Australia's Easter chocolate aisle tells a familiar story this year: smaller products, fatter price tags, and manufacturers scrambling to explain why falling commodity prices have not translated into cheaper treats.
The 100g Lindt Bunny has seen a 32 per cent increase across Coles, Woolworths and IGA, according to data from price comparison tool Zyft. Cadbury Mini Eggs have jumped roughly 15 per cent, while Easter chocolates have increased by an average of 26.6 per cent year-on-year, with some favourites like the Crunchie Hollow Egg spiking by 33 per cent.
The pattern extends beyond price inflation. Cadbury's 15-pack of hollow hunting eggs comes with three fewer eggs and costs $1.50 more than last year. In a particularly stark example, one large hollow egg pack has seen weight drop from 408 grams in 2024 to 340 grams in 2026, while the price increased from $12.50 to $18. Buyers are paying 73 per cent more per 100 grams than they did two years ago.
Manufacturers have offered explanations that strain credulity. Mondelez, which owns Cadbury, told CHOICE it has made "adjustments" to products to keep retail prices within a certain range while it "navigates significantly higher cocoa and input costs globally". Yet the raw material picture has shifted dramatically. Cocoa prices have fallen from around US$12,000 per ton to just over US$3,000 per ton. The industry's own defence undermines its case.
The explanation for the lag is partly legitimate. Woolworths confirmed it takes as much as four to eight months for global cocoa price movements to ultimately be reflected in shopping aisles. Mondelez confirmed it buys cocoa well in advance, meaning shifts in commodity prices won't immediately change retail prices. These are real supply chain dynamics. But there is a credibility gap. Even though wholesale prices have dropped significantly, agribusiness experts say consumers may not see the cost of chocolate come down anytime soon.
What explains this gap? The answer lies in price stickiness. Once retailers and manufacturers establish a price point, they rarely retreat. Falling input costs may protect margins rather than flow to consumers. Manufacturers have pointed to rising costs of goods and services beyond cocoa; the price of milk, sugar, packaging, and transport all factor in. That is fair, but it does not explain aggressive shrinkflation while citing commodity-specific pressures.

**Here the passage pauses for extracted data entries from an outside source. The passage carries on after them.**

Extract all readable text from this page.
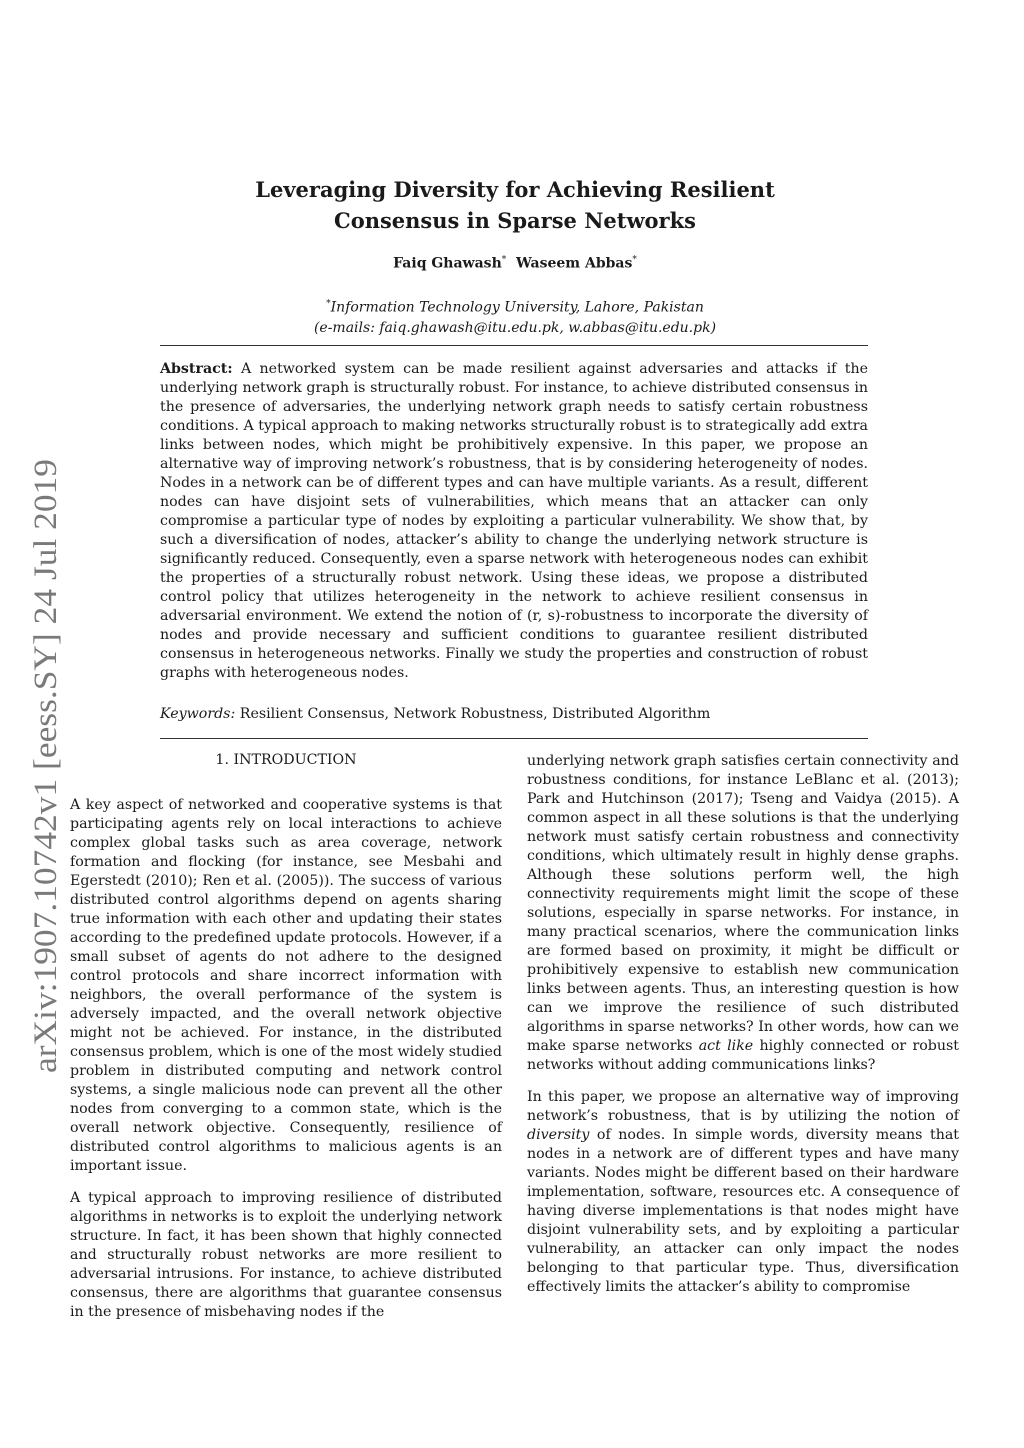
arXiv:1907.10742v1 [eess.SY] 24 Jul 2019
Leveraging Diversity for Achieving Resilient
Consensus in Sparse Networks
Faiq Ghawash* Waseem Abbas*
*Information Technology University, Lahore, Pakistan
(e-mails: faiq.ghawash@itu.edu.pk, w.abbas@itu.edu.pk)

Abstract: A networked system can be made resilient against adversaries and attacks if the underlying network graph is structurally robust. For instance, to achieve distributed consensus in the presence of adversaries, the underlying network graph needs to satisfy certain robustness conditions. A typical approach to making networks structurally robust is to strategically add extra links between nodes, which might be prohibitively expensive. In this paper, we propose an alternative way of improving network’s robustness, that is by considering heterogeneity of nodes. Nodes in a network can be of different types and can have multiple variants. As a result, different nodes can have disjoint sets of vulnerabilities, which means that an attacker can only compromise a particular type of nodes by exploiting a particular vulnerability. We show that, by such a diversification of nodes, attacker’s ability to change the underlying network structure is significantly reduced. Consequently, even a sparse network with heterogeneous nodes can exhibit the properties of a structurally robust network. Using these ideas, we propose a distributed control policy that utilizes heterogeneity in the network to achieve resilient consensus in adversarial environment. We extend the notion of (r, s)-robustness to incorporate the diversity of nodes and provide necessary and sufficient conditions to guarantee resilient distributed consensus in heterogeneous networks. Finally we study the properties and construction of robust graphs with heterogeneous nodes.

Keywords: Resilient Consensus, Network Robustness, Distributed Algorithm

1. INTRODUCTION

A key aspect of networked and cooperative systems is that participating agents rely on local interactions to achieve complex global tasks such as area coverage, network formation and flocking (for instance, see Mesbahi and Egerstedt (2010); Ren et al. (2005)). The success of various distributed control algorithms depend on agents sharing true information with each other and updating their states according to the predefined update protocols. However, if a small subset of agents do not adhere to the designed control protocols and share incorrect information with neighbors, the overall performance of the system is adversely impacted, and the overall network objective might not be achieved. For instance, in the distributed consensus problem, which is one of the most widely studied problem in distributed computing and network control systems, a single malicious node can prevent all the other nodes from converging to a common state, which is the overall network objective. Consequently, resilience of distributed control algorithms to malicious agents is an important issue.

A typical approach to improving resilience of distributed algorithms in networks is to exploit the underlying network structure. In fact, it has been shown that highly connected and structurally robust networks are more resilient to adversarial intrusions. For instance, to achieve distributed consensus, there are algorithms that guarantee consensus in the presence of misbehaving nodes if the

underlying network graph satisfies certain connectivity and robustness conditions, for instance LeBlanc et al. (2013); Park and Hutchinson (2017); Tseng and Vaidya (2015). A common aspect in all these solutions is that the underlying network must satisfy certain robustness and connectivity conditions, which ultimately result in highly dense graphs. Although these solutions perform well, the high connectivity requirements might limit the scope of these solutions, especially in sparse networks. For instance, in many practical scenarios, where the communication links are formed based on proximity, it might be difficult or prohibitively expensive to establish new communication links between agents. Thus, an interesting question is how can we improve the resilience of such distributed algorithms in sparse networks? In other words, how can we make sparse networks act like highly connected or robust networks without adding communications links?

In this paper, we propose an alternative way of improving network’s robustness, that is by utilizing the notion of diversity of nodes. In simple words, diversity means that nodes in a network are of different types and have many variants. Nodes might be different based on their hardware implementation, software, resources etc. A consequence of having diverse implementations is that nodes might have disjoint vulnerability sets, and by exploiting a particular vulnerability, an attacker can only impact the nodes belonging to that particular type. Thus, diversification effectively limits the attacker’s ability to compromise
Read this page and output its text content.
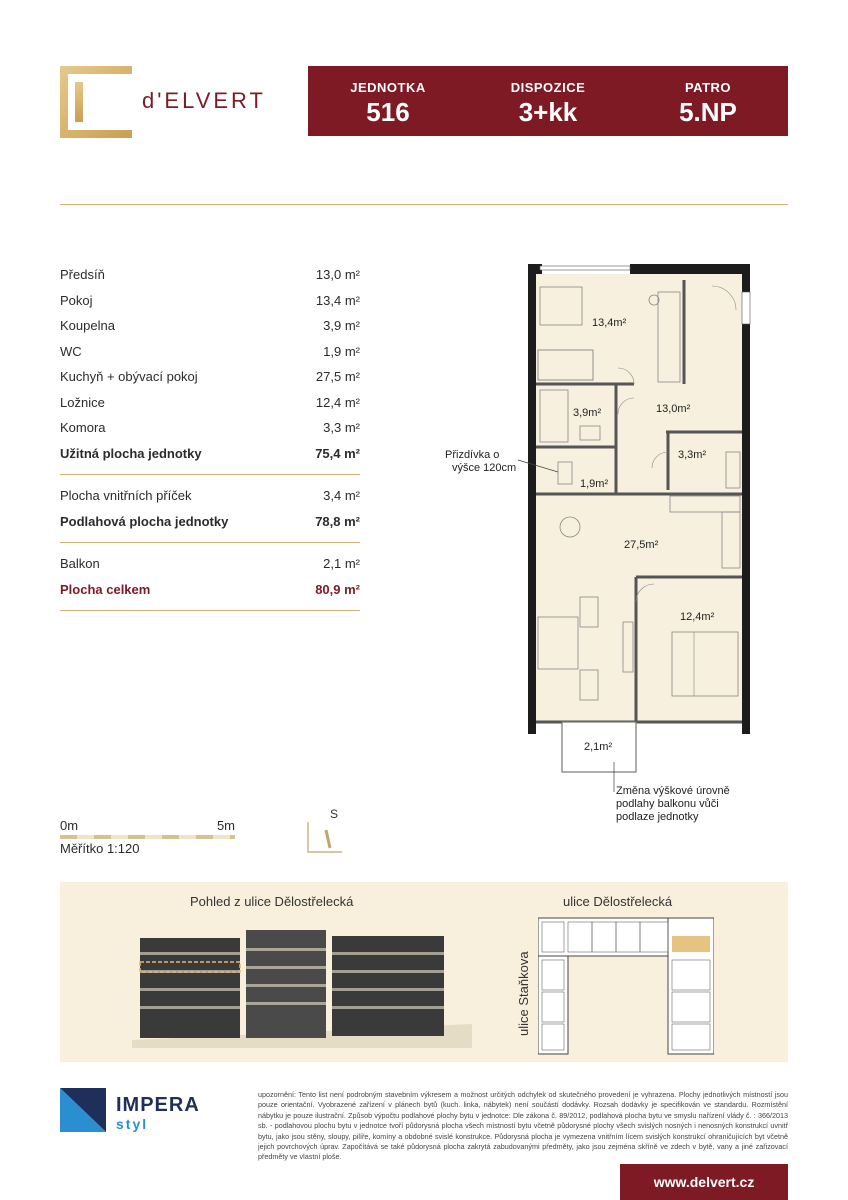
d'ELVERT
JEDNOTKA
516
DISPOZICE
3+kk
PATRO
5.NP
Předsíň	13,0 m²
Pokoj	13,4 m²
Koupelna	3,9 m²
WC	1,9 m²
Kuchyň + obývací pokoj	27,5 m²
Ložnice	12,4 m²
Komora	3,3 m²
Užitná plocha jednotky	75,4 m²
Plocha vnitřních příček	3,4 m²
Podlahová plocha jednotky	78,8 m²
Balkon	2,1 m²
Plocha celkem	80,9 m²
13,4m²
3,9m²	13,0m²
3,3m²
1,9m²
27,5m²
12,4m²
2,1m²
Přizdívka o
výšce 120cm
Změna výškové úrovně
podlahy balkonu vůči
podlaze jednotky
0m	5m
Měřítko 1:120
S
Pohled z ulice Dělostřelecká	ulice Dělostřelecká
ulice Staňkova
IMPERA
styl
upozornění: Tento list není podrobným stavebním výkresem a možnost určitých odchylek od skutečného provedení je vyhrazena. Plochy jednotlivých místností jsou pouze orientační. Vyobrazené zařízení v plánech bytů (kuch. linka, nábytek) není součástí dodávky. Rozsah dodávky je specifikován ve standardu. Rozmístění nábytku je pouze ilustrační. Způsob výpočtu podlahové plochy bytu v jednotce: Dle zákona č. 89/2012, podlahová plocha bytu ve smyslu nařízení vlády č. : 366/2013 sb. - podlahovou plochu bytu v jednotce tvoří půdorysná plocha všech místností bytu včetně půdorysné plochy všech svislých nosných i nenosných konstrukcí uvnitř bytu, jako jsou stěny, sloupy, pilíře, komíny a obdobné svislé konstrukce. Půdorysná plocha je vymezena vnitřním lícem svislých konstrukcí ohraničujících byt včetně jejich povrchových úprav. Započítává se také půdorysná plocha zakrytá zabudovanými předměty, jako jsou zejména skříně ve zdech v bytě, vany a jiné zařizovací předměty ve vlastní ploše.
www.delvert.cz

The second-year repetition is particularly troubling. Products shrunk in 2025 are shrinking again in 2026, suggesting the practice is driven by margin protection rather than genuine cost recovery. Manufacturers have resurrected the practice in time for Easter 2026, unafraid to make further cuts and raise prices higher for products already given the shrinkflation treatment previously.
Government moves toward transparency may help. The government is considering adoption of notices telling shoppers when a product has undergone shrinkflation. This reflects an emerging recognition that opacity works in manufacturers' favour. But notices alone do not restore trust. Consumers resent being given less for more, especially on seasonal items tied to family tradition.
Price relief may arrive toward the end of 2026 and into 2027, provided current geopolitical tensions do not disrupt supply chains and weather in West Africa remains favourable. Until then, Australian households face the familiar Easter dilemma: pay inflated prices for diminished products, or opt for cheaper alternatives. The manufacturers have made that choice harder than it should be.